Reasonable suspicion is the absolute minimum that is required to qualify as a safeguard for some of the more intrusive powers available at ports and airports, says the Joint Committee on Human Rights in its Report.

  • The Report follows up the recommendations of its first Report on the Anti-social Behaviour, Crime and Policing Bill and examines some developments which have occurred since its publication. 

    The Committee welcomes the Independent Reviewer’s recommendation that the more intrusive powers exercisable at ports and airports (to detain and to copy and retain data on personal electronic devices) should be subject to a suspicion threshold, but recommends that it should be a “reasonable suspicion”, not a “subjective suspicion” threshold, to ensure that the exercise of the power can be subject to independent scrutiny and review.

    The Committee also revisits the provisions in the Bill relating to compensation for miscarriages of justice, particularly in the light of two significant recent decisions in the European Court of Human Rights – Adams v UK and A.L.F. v UK.In the Committee’s view those decisions make clear that, as currently drafted, the provision in the Bill is incompatible with the presumption of innocence because it uses the language of “innocence” in the test to be applied. 

    The Committee recommends that the Bill be amended to remove the reference to “innocence” in the proposed statutory test for a miscarriage of justice and to enshrine into law the test formulated by Lord Phillips in the Supreme Court in the case of Adams.  The Committee believes that this will meet both the concern that the current clause is incompatible with the presumption of innocence, and the concern that the law has become so uncertain that statutory clarification is needed in order to avoid unnecessary and costly litigation.

    The Committee renews the recommendation from its first Report on the Bill that clause 91 be deleted.  This clause creates a new discretionary ground of possession for riot-related anti-social behaviour which would enable landlords to evict tenants who had been convicted of a riot-related offence committed anywhere in the UK. 

    The Committee regards this as a punishment, which is the job of the criminal law, and does not consider the existence of judicial discretion to be a satisfactory answer to its concern about the disproportionate impact of eviction on other members of the household who have not engaged in such behaviour.
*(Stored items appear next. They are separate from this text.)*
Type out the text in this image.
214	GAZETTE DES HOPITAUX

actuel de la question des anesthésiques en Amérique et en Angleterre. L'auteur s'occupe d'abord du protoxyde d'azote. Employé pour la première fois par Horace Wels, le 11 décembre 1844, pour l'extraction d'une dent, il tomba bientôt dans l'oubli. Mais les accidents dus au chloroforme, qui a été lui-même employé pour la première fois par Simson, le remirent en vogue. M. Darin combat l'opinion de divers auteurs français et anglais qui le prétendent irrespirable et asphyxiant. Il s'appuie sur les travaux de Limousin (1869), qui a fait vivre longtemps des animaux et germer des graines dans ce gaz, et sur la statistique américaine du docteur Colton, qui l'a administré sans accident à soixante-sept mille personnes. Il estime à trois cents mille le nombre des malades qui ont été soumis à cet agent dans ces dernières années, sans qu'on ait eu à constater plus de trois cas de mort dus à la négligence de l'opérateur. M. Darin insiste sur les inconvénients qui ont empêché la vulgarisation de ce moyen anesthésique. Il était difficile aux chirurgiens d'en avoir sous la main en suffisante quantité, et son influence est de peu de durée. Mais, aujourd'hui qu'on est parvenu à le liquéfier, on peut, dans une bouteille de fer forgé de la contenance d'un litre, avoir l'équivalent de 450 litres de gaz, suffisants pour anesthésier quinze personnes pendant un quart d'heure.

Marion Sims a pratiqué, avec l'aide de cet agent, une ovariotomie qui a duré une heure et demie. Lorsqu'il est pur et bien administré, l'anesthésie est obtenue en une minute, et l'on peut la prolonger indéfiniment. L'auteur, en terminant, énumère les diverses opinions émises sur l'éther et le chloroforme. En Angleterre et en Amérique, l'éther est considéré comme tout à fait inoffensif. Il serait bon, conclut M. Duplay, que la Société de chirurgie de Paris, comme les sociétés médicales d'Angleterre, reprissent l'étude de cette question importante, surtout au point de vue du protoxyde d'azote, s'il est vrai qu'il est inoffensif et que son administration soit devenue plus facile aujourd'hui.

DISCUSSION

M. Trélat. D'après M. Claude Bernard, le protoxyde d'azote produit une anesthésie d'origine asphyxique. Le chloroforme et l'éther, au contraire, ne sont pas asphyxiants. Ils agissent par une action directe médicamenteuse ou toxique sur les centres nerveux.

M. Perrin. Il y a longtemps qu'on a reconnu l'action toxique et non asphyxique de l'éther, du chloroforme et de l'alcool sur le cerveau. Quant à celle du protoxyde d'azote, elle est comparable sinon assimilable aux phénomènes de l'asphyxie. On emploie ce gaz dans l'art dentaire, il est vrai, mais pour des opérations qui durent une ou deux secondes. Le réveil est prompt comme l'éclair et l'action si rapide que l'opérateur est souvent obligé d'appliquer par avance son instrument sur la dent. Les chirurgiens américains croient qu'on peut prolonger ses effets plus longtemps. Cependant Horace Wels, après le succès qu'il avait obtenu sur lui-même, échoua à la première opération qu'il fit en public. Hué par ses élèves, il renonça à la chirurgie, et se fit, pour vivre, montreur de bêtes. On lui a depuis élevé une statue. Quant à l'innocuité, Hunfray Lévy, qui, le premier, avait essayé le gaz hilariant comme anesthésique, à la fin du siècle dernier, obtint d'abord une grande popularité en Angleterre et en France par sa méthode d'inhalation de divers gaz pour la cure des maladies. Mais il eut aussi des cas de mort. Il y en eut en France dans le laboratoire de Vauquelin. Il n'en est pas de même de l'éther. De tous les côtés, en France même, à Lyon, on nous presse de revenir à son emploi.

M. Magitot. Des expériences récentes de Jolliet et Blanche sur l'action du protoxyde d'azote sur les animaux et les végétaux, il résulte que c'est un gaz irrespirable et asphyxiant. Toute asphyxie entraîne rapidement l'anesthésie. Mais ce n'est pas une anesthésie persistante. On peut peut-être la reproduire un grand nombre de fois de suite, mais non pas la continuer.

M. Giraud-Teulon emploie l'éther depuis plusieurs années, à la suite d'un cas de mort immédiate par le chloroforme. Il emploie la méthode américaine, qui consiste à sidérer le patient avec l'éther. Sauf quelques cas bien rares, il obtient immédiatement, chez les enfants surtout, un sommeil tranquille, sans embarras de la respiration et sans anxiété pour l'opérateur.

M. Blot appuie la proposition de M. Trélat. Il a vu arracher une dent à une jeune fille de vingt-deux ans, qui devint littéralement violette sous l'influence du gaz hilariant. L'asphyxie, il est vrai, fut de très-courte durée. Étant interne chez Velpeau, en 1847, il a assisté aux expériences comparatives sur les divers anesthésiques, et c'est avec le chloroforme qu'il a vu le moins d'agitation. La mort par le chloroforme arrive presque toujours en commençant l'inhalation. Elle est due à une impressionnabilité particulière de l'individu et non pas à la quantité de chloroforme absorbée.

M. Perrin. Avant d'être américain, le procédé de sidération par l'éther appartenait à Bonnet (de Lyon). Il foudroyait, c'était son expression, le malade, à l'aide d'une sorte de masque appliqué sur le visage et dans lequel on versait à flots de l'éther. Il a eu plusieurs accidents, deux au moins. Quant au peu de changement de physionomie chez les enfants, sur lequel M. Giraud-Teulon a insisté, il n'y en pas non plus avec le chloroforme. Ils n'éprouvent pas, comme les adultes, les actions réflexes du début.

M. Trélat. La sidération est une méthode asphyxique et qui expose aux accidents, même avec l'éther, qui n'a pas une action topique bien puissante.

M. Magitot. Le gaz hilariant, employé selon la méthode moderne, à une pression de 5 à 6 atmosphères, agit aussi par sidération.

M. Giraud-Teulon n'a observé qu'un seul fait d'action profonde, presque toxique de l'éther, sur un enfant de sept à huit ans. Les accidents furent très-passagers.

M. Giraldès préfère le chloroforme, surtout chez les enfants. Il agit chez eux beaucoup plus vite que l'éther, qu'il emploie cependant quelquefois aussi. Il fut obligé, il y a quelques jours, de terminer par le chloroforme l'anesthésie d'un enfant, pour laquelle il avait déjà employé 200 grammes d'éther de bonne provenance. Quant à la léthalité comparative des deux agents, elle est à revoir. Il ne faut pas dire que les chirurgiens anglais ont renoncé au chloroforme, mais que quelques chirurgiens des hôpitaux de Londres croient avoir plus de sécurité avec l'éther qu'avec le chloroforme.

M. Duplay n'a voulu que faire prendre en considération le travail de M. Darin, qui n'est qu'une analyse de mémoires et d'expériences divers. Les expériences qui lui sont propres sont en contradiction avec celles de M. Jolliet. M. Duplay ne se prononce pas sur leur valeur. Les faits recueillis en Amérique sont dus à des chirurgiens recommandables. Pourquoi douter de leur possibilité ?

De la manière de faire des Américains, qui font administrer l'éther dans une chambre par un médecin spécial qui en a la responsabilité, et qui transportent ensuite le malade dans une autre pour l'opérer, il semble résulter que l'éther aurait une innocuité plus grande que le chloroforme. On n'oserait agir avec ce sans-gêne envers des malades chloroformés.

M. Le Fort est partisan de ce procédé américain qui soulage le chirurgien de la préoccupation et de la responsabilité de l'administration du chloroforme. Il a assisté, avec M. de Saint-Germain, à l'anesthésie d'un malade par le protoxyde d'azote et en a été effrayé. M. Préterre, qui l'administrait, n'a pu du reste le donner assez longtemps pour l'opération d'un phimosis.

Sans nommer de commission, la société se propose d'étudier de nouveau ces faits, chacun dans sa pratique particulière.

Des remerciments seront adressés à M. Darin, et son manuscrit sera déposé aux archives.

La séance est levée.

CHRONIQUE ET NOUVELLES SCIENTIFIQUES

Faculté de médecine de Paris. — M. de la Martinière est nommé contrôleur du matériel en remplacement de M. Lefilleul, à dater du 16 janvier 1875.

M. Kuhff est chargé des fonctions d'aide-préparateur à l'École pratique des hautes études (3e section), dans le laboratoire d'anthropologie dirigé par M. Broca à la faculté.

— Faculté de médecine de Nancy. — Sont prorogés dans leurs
    The Committee’s other recommendations in its Report, concerning some of the anti-social behaviour provisions in the Bill, have already been given effect by Government amendments to the Bill tabled after the Committee’s Report was agreed

    Committee Chair

    Dr Hywel Francis MP, the Chair of the Committee, said:

    “We are grateful for the way in which the Government has engaged with some of the recommendations of our first Report on this Bill, particularly with regard to the definition of anti-social behaviour and provisions concerning religious belief.  However, especially on account of some recommendations made by the Independent Reviewer of Terrorism Legislation, and some recent developments at Strasbourg with regard to compensation for miscarriages of justice, we have felt it necessary to revisit some of the recommendations of our first Report.

    Stop, search and detain powers have often been a focus of attention of this Committee and its predecessors in the past.  We understand that there is a need for a without suspicion power to stop, question and search travellers at ports and airports.  We have considered the Independent Reviewer’s recommendation that a subjective suspicion threshold be required to be met before the powers to detain and to download data from mobile phones and laptops can be exercised.  However , we believe that reasonable suspicion is the absolute minimum that is required to qualify as a safeguard because it opens up the possibility of independent scrutiny and review.

    We also say that the test in the Bill for deciding when compensation should be paid for a miscarriage of justice is too narrow and in breach of the presumption of innocence.  To avoid continued legal uncertainty and a judgment that the new test is in breach of human rights, the wider test preferred by the Supreme Court should be written into law.”